After a supporter would see their loved one, they would leave the viewing area and I would move up closer. After three people left, I was at the front of rail. Taking it all in.
Wow. How long did they prepare? I wonder if their feet hurt? What about their knees? How are they going to finish? Questions were flooding my mind.
Then, it hit me. This is exactly what life looks like. A marathon. A long, focused, journey that requires endurance and perseverance until the finish line. Sometimes there’s pain and hopefully a lot of joy.
After the race, many of the runners said they’d run other marathons, but Boston’s was the toughest. The hills, winds and other challenges. Boston is the big leagues.
And they had to prepare for months to get here. Not just their bodies, but their minds. To have the kind of focus and discipline it took to run 26. 2 miles.
I do know that not every participant finished. Mainly for injuries and that’s unfortunate. Again that’s life too.
On our journey we have bumps, bruises, highs, lows, challenges, opportunities, wins and setbacks. All while trying to make it to the finish line.
The winner of the men’s and the women’s races were both from Ethiopia. It’s the first time the country has grabbed both titles. You can read more about them here.
What I loved about the female winner Atsede Baysa is that she was behind for much of the race. It wasn’t until mile 21 that she came from the back and took the lead and by mile 24 she was alone and destined for the trophy. Nothing about her story says she sprinted out of the gate or that she was the front runner. In fact, officials were totally surprised she won!
Just her journey alone served as a reminder that slow and steady wins the race. You don’t have to be the front runner to finish first. That everyone else may count you out, but that doesn’t determine where you’ll end up in life. And that preparation is the key. Both winners of the men’s and women’s race had the same coach. A man who was reported to be tough and rigorous–and clearly the best.
I left inspired. Inspired to run the race of life with focus and determination. And with these five keys.

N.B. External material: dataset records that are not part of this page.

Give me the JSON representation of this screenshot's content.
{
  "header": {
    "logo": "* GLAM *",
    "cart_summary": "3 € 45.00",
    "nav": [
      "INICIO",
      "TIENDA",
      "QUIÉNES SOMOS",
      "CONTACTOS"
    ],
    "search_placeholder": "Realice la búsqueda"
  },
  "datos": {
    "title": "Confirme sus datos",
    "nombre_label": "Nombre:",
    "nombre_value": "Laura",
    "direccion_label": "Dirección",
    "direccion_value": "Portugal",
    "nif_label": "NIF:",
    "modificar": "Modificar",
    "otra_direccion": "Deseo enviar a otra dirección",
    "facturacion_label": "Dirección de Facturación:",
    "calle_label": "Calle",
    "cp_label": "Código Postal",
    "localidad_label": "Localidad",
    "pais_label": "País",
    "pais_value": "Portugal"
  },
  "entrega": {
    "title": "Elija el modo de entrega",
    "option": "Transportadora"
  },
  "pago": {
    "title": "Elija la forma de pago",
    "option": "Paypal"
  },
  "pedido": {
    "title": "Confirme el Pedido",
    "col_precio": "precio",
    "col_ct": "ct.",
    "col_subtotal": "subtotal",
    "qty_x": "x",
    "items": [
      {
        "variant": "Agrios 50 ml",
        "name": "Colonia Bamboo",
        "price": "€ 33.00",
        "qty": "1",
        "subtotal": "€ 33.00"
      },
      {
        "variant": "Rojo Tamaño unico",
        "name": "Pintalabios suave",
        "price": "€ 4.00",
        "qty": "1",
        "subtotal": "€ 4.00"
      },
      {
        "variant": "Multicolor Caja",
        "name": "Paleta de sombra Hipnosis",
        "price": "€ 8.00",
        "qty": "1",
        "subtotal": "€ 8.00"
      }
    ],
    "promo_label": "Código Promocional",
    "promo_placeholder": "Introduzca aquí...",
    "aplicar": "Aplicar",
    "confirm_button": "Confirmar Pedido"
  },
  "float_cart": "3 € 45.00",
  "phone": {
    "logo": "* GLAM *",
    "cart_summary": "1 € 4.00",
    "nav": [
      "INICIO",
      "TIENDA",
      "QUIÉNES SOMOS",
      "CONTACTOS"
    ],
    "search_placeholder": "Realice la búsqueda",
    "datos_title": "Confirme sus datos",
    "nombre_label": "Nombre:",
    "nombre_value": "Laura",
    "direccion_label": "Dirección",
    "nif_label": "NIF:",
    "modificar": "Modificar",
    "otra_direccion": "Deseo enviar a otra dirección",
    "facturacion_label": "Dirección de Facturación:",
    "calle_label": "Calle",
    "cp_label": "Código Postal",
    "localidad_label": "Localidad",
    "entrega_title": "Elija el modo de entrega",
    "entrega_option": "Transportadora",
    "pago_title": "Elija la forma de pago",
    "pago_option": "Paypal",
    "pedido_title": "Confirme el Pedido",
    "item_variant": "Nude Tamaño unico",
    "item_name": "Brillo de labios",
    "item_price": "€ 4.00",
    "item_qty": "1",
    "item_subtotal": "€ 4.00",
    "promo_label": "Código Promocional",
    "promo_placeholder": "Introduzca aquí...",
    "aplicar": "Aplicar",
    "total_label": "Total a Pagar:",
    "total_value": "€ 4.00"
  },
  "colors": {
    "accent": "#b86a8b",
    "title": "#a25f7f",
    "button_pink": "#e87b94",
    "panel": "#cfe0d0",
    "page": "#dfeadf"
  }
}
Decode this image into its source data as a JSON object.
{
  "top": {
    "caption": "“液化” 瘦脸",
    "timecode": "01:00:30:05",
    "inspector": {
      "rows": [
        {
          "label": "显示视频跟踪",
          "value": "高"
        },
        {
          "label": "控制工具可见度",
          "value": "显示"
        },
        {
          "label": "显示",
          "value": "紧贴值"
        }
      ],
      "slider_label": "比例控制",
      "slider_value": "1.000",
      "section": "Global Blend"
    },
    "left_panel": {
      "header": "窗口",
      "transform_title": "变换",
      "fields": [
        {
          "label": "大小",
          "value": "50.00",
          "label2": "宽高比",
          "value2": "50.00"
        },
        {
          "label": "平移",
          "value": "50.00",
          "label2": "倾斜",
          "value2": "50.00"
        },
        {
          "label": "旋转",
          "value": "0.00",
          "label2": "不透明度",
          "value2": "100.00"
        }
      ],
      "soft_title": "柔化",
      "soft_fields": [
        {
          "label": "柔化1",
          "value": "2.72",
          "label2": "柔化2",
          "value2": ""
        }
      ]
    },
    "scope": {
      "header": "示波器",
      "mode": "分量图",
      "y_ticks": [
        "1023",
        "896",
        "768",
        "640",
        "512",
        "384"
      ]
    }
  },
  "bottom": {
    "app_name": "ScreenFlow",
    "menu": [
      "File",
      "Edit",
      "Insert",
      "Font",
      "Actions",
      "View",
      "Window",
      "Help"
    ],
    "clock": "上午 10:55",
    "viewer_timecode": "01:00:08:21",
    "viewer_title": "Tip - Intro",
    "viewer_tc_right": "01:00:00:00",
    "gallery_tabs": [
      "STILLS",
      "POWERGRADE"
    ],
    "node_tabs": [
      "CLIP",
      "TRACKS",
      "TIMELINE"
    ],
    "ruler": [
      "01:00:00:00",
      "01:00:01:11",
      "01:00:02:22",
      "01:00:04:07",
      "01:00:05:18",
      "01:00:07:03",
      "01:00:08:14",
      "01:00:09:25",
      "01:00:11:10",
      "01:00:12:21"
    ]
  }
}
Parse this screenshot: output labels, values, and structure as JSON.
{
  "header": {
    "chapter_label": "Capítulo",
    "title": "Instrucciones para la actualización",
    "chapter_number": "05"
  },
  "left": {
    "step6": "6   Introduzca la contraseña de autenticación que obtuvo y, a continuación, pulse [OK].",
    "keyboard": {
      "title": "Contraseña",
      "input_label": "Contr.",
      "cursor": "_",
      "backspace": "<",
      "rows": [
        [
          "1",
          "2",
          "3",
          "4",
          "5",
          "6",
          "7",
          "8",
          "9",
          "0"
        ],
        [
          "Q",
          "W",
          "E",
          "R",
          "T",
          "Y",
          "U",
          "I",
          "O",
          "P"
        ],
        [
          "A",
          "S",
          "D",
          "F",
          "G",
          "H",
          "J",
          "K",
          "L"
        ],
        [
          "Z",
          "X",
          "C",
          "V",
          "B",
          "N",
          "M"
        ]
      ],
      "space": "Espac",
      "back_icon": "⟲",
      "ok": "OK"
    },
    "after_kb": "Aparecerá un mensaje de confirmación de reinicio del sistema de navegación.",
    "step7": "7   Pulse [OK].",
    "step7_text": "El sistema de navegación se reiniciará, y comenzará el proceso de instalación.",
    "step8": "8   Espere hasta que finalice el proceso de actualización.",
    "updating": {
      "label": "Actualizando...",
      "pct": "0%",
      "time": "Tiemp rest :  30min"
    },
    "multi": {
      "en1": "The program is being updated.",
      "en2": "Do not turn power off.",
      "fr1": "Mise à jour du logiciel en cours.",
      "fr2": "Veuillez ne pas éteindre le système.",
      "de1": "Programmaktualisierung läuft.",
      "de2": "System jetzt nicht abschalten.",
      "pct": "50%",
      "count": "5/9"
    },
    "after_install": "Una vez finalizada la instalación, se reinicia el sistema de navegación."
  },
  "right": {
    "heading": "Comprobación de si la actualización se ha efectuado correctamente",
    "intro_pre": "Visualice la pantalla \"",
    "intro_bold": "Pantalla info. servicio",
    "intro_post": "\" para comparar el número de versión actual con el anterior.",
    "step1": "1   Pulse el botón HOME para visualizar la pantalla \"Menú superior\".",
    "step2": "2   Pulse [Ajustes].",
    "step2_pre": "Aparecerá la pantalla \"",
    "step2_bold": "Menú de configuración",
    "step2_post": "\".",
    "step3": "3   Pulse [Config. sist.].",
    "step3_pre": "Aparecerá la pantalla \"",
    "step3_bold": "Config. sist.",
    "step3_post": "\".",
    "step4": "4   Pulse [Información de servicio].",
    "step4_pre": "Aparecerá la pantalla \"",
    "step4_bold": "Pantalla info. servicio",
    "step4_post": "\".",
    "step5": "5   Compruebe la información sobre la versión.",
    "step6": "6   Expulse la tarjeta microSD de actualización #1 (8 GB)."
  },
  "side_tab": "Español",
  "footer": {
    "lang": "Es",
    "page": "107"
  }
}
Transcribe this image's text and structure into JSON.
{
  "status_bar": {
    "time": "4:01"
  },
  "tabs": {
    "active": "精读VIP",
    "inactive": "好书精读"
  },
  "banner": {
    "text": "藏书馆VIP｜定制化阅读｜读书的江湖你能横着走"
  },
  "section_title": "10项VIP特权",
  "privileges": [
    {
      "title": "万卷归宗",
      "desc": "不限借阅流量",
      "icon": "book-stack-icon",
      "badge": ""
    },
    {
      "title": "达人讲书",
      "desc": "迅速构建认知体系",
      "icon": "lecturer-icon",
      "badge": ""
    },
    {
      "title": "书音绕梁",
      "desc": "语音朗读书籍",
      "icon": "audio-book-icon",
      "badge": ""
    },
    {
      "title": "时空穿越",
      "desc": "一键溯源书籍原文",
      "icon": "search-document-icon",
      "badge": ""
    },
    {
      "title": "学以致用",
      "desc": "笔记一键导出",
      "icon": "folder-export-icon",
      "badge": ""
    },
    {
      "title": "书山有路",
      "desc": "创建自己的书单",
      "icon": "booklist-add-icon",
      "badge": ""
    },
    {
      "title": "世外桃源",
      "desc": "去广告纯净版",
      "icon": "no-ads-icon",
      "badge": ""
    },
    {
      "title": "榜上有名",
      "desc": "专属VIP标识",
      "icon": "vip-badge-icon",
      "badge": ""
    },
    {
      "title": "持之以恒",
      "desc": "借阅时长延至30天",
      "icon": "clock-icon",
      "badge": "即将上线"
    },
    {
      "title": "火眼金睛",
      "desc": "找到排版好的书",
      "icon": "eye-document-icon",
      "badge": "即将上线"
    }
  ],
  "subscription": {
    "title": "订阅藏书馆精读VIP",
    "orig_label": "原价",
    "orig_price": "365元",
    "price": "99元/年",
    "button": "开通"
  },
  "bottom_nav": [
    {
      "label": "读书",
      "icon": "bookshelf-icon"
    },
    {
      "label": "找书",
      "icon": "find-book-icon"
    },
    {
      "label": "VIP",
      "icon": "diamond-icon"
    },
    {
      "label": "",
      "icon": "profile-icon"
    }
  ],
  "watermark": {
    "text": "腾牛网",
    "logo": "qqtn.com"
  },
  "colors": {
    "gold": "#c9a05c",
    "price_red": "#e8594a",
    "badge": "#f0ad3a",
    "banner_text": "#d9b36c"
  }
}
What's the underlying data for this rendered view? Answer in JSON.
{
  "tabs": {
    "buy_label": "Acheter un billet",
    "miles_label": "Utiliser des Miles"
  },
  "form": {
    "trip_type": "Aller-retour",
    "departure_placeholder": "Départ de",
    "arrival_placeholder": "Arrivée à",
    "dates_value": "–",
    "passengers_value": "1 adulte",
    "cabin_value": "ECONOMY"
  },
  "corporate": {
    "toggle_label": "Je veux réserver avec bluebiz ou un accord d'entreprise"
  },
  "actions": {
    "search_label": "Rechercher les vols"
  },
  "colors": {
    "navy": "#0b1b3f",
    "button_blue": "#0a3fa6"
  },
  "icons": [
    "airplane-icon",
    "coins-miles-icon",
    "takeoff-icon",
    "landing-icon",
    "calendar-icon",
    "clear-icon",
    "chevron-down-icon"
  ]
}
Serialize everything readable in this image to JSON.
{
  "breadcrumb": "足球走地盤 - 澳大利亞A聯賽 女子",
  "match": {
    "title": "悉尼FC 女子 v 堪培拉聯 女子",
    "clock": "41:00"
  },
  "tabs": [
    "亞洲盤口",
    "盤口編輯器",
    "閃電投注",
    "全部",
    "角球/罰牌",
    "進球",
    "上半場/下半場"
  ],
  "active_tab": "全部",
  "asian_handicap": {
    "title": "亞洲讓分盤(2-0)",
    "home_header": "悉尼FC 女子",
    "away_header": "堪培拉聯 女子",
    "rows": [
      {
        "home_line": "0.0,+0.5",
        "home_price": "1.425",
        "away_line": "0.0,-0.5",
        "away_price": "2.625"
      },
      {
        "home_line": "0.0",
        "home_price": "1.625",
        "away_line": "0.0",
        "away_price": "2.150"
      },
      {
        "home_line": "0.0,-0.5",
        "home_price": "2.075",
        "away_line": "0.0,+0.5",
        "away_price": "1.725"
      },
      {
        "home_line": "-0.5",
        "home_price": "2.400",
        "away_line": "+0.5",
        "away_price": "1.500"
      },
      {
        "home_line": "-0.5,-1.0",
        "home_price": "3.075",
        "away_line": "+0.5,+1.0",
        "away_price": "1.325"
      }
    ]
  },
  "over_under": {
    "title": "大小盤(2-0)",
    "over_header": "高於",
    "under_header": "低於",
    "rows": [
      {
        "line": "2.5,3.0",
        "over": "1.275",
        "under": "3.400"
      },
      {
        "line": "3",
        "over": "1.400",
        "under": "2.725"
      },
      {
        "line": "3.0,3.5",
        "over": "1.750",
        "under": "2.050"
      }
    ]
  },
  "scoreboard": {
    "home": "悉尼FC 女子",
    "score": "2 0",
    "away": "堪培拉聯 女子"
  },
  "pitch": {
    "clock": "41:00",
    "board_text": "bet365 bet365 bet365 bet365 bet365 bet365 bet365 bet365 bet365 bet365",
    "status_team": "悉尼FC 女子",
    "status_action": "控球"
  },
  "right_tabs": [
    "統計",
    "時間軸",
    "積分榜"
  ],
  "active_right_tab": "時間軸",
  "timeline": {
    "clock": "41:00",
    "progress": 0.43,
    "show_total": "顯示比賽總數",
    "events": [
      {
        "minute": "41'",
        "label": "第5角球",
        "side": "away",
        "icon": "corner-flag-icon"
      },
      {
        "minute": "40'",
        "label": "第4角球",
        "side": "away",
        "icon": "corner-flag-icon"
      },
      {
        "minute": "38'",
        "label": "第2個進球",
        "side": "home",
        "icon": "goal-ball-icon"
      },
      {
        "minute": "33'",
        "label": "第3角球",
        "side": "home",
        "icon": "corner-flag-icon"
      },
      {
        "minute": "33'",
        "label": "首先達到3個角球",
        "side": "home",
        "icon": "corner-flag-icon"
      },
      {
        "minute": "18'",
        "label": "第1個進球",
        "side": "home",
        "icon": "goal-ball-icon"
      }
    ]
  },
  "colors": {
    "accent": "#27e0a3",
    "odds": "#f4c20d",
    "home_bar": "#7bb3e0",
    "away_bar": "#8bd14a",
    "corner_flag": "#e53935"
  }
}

- Always prepare. People who show up prepared will always beat the ones who don’t. Even natural talent needs fine tuning.
- Look straight ahead. Don’t look to the left or to the right. You don’t need to see who’s running beside you. Focus solely on the race you’re running.
- Don’t pay attention to who’s in the lead. Just because they’re leading the pack now, doesn’t mean they will cross the finish line first. Just because we start at the same place, doesn’t mean we’ll finish together.
- Persevere through hills, the wind and curves that life sends you. It’s not about if they come, but when they come how will you respond. Press through and keep going.
- Endure until the end. How many opportunities will you have to quit? Numerous. Don’t give in. Keep going until you cross the finish line!
Our journeys are all different. Our pace is not the same. With 30,000 runners participating, people were crossing the finish line all day. The goal is to finish, better than you started.
I encourage you to run your race and remember life and the journey is not a sprint. It’s a marathon.